視覚的なものを極度に制限してこそ面白みが増す田中の一人芝居に、今回はあえて「展示作品」というビジュアルが用意される。しかしながら、先に述べたように芝居の最中に目に入るのはフジイタケシのパイプの壁面作品だけである。これは意図的に舞台スペースに配置され、無機質ながら安息感を感じられるフジイ独特の表現をそのまま芝居の雰囲気に反映させるためのものである。フジイと他の4名の作家の展示作品は、まさしく「展示」時間中にその意味を発する。役者は居らず、作品と、それに向かい合う観客が居るのみ。しかし、ここでもまた田中の用いる「ラジカセ」が登場する。芝居中とは違い、ランダムに配置されたラジカセからは誰ともない話声が聞こえる。それは決してストーリーでは無く、雑踏の「音」のように通り過ぎ、あるいは引っ掛かり、また消えて行き、聴こえてくる。意味を見い出すかは、その時の観客次第であり、偶然と必然の危ういバランスのもとに効果を与える。もちろん、ひとつひとつの展示作品はこの企画のテーマのもとに集められたものであり、それぞれが影響を与える。では、今さらながら、テーマとは何か。それは、「自分という一人の人間の持つ記憶と想像力を引き出す装置」である。ラジカセからの声により役者は過去と未来を動き、観客はそこに付いて行く。一方で展示中は、観客がその主人公となり、個々の作品と向かい合うことによって何かしらのインスピレーションを受け(あるいは素通りし)、同じくラジカセの声によって誘発される。5名の作家の作り出す作品も、イメージさせる内容もそれぞれ異なるが、共通するのはその装置的役割である。作家はその作品に自分なりの「思い」や「記憶」を込め、それを見る観客がそれによって自分達なりの「思い」や「記憶」をイメージすることができる、そんな作品を選んだつもりである。あえて解釈するなら、三瀬は子供の頃の想い出を元におとぎ話のような小人の世界を表現し、北平は自分の体験したエピソードや邂逅した人物の印象を元に版画を刷る。滝は路上での似顔絵(出会いの記憶)をコラージュしていくことにより一枚の作品に昇華する。ヤマガミは現代的なアプローチで都市の印象を平面に残そうとする。そしてフジイは自らが孤独と安息を感じる風景を空間的に作り上げる。それぞれが皆、一人としての体験や思いを元にしながら、他者にも共感を呼び起こすことのできるアプローチである。
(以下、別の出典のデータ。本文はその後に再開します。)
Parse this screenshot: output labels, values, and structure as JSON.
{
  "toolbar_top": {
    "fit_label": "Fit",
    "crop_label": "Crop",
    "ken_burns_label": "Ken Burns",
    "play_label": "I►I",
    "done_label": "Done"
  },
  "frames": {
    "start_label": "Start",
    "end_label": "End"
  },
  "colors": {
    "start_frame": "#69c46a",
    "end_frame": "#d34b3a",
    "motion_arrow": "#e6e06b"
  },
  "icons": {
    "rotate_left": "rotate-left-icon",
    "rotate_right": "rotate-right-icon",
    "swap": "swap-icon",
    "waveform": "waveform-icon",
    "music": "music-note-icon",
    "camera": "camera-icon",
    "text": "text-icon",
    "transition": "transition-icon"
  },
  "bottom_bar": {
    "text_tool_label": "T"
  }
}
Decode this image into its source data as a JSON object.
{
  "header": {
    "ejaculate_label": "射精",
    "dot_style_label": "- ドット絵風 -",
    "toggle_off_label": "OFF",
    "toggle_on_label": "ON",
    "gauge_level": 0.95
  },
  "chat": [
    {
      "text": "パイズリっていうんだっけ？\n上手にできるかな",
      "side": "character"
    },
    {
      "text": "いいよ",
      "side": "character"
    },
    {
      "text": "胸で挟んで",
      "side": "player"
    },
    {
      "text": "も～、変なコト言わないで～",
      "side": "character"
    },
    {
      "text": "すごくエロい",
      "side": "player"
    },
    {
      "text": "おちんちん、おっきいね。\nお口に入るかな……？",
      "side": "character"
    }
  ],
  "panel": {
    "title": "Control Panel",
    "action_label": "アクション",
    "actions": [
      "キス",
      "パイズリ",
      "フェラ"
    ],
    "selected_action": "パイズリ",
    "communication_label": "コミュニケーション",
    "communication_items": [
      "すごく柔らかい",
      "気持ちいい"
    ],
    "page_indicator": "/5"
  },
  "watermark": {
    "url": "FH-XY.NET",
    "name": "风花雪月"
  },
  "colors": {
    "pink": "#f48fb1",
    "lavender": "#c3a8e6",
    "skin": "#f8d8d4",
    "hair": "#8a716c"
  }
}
我々はみな違う人間である。違う過去と未来を持つ。しかし、どこかで誰かと繋がり、出会う可能性を秘めているとも言える。他人の出来事は、次の日には自分に起こるかもしれない。さっきすれ違った人物は、遠い親戚かも知れないし、未来の友人かも知れない。「私」と「みんな」は違うが、同じかもしれない。だからこそ理解しあえる。自分も、自分の親も、自分の子も、自分の中に存在している。「わからない」事なんて、本当に有るだろうか?
この企画のテーマを存分に楽しんで頂くためにも、ぜひ展示と芝居の両方をご覧になって頂きたい。